Page 22

Story: Dark Mafia Crown

“Already done.”

Of course it is. Nicolo knows what I’ll want before I say it half the time. It’s why he’s irreplaceable.

The main house looms ahead—a sprawling stone structure that looks like old money but was built barely thirty years ago, when my father’s business first boomed. I can feel myself changing as I approach it, shedding the man who spent the night losing himself in a stranger’s bed. With each step up the marble stairs, I become more fully what I am—heir to the Bianchi empire, my father’s son, a man who makes decisions that end lives.

My father waits in my office, sitting in my chair like it’s still his. In some ways, it always will be.

Aldo Bianchi built something from nothing, turned a small-time loan operation into one of the largest criminal enterprises in the country. Now seventy but strong as an oak, with silver-streaked black hair and eyes that can freeze a man’s blood at twenty paces.

“Marco.” He doesn’t stand when I enter, just gestures to the chair across from the desk. My chair, in my office, but I sit where he indicates. Some battles aren’t worth fighting.

“You heard,” I say.

“That we lost a man and nearly a shipment worth more than most people make in a lifetime? Yes, I heard.” His accent thickens when he’s angry, the Italian of his youth breaking through the polished English of his business persona. “This was a message. D’Angelo is letting us know the rules have changed.”

“I heard they’re with the Costas now.”

He nods, lips pressed into a grim line. “They’ve been looking for an excuse to move against us since that business with their shipping container last year.

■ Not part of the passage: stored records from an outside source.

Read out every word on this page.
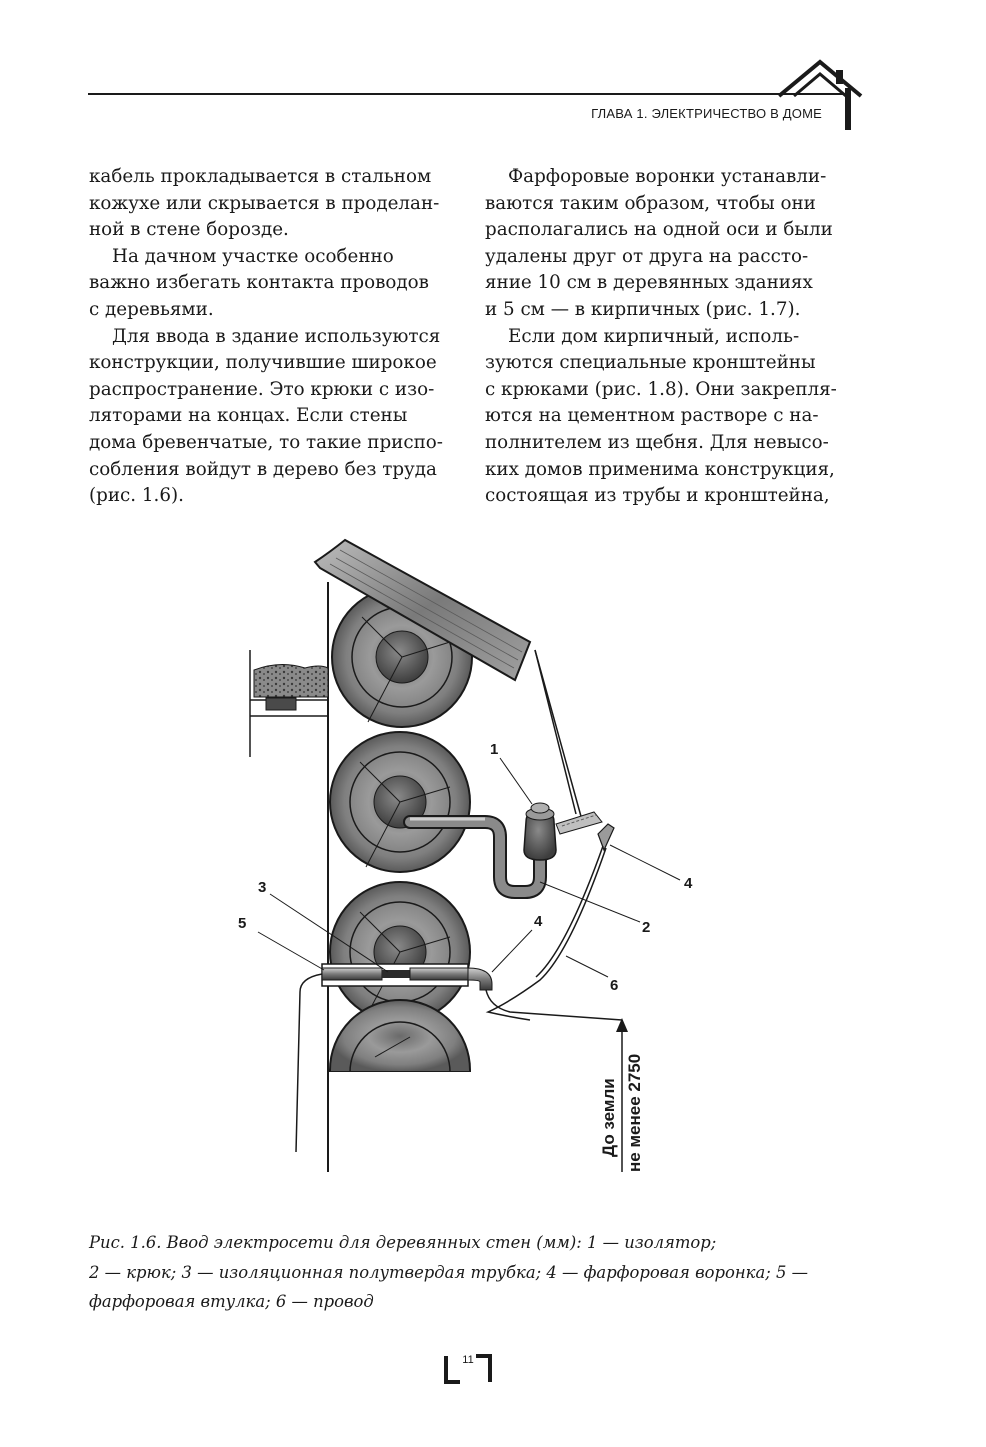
ГЛАВА 1. ЭЛЕКТРИЧЕСТВО В ДОМЕ

кабель прокладывается в стальном
кожухе или скрывается в проделан-
ной в стене борозде.

На дачном участке особенно
важно избегать контакта проводов
с деревьями.

Для ввода в здание используются
конструкции, получившие широкое
распространение. Это крюки с изо-
ляторами на концах. Если стены
дома бревенчатые, то такие приспо-
собления войдут в дерево без труда
(рис. 1.6).

Фарфоровые воронки устанавли-
ваются таким образом, чтобы они
располагались на одной оси и были
удалены друг от друга на рассто-
яние 10 см в деревянных зданиях
и 5 см — в кирпичных (рис. 1.7).

Если дом кирпичный, исполь-
зуются специальные кронштейны
с крюками (рис. 1.8). Они закрепля-
ются на цементном растворе с на-
полнителем из щебня. Для невысо-
ких домов применима конструкция,
состоящая из трубы и кронштейна,

До земли не менее 2750
1
2
3	4
4
5
6
Рис. 1.6. Ввод электросети для деревянных стен (мм): 1 — изолятор;
2 — крюк; 3 — изоляционная полутвердая трубка; 4 — фарфоровая воронка; 5 —
фарфоровая втулка; 6 — провод
11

D’Angelo gave them one.”

I lean back in the chair, jaw tight, keeping what I know to myself—for now.

D’Angelo wouldn’t have waited a year to avenge the shipping container we blew up last year. He’s angry about the message I sent yesterday. I claimed a girl who owes him, and he’s showing teeth.

I said she was mine, and he’s showing he’s willing to take it all. If I tell my father this, that there’s a woman behind this mess, I know what he’d do. He’d clean up the mess—he’d hand her over. No woman’s worth fighting over, that’s what he’s always said.

So I stay quiet about the real reason, holding my father’s stare without flinching. “We’ll hit back. Harder. Send our own message.”

“Always so quick to violence.” He shakes his head. “This isn’t the time for displays of force. The Costas have the mayor in their pocket, half the city council. We start a war now, we’ll find ourselves fighting the law as well as them.”

“So what do you suggest?”

My father stands, moving to the window that overlooks the compound. Outside, men move purposefully between buildings, cars come and go. Our small kingdom, built on blood and fear.

“An alliance of our own.”

“With who? The Russians? The Colombians?”

He turns, fixing me with a stare that’s lost none of its power to make me feel like a boy again.

“Not with another family. A marriage.”

The word lands between us like a grenade with the pin pulled. I keep my face carefully blank.

“Who?”

“Valentina Costa.”

I remember her from a charity gala two years ago. Tall, model-thin, with a practiced smile that never reached her eyes. She’d flirted with me, brushing her hand against mine as she took the champagne I offered. Later, I’d overheard her telling a friend she could “fix” me, turn the crude gangster’s son into someone worthy of her family name.

“No.” The word comes out harder than I intended.

My father’s eyebrows rise. “No? You’d rather we go to war? Watch our men die, our business crumble, because you’re too proud to make a strategic alliance? If Costa is backing D’Angelo, he’ll stop the minute his daughter is married to you. Don’t you see that?”

“It’s not pride.” I stand too, refusing to let him loom over me. Even at thirty-eight, these conversations with my father make me feel like I’m fighting for solid ground. “Valentina Costa is manipulative, calculating, and has made it clear she thinks we’re beneath her family. You want to put someone like that in our home? Give her access to our operations, our finances?”

“She’d be your wife, not your business partner.”

“In this life, they’re the same thing. Besides, you won’t even realize it, but through her, Aldo Costa will be the one calling the shots on what we do. That man gives nothing for free.”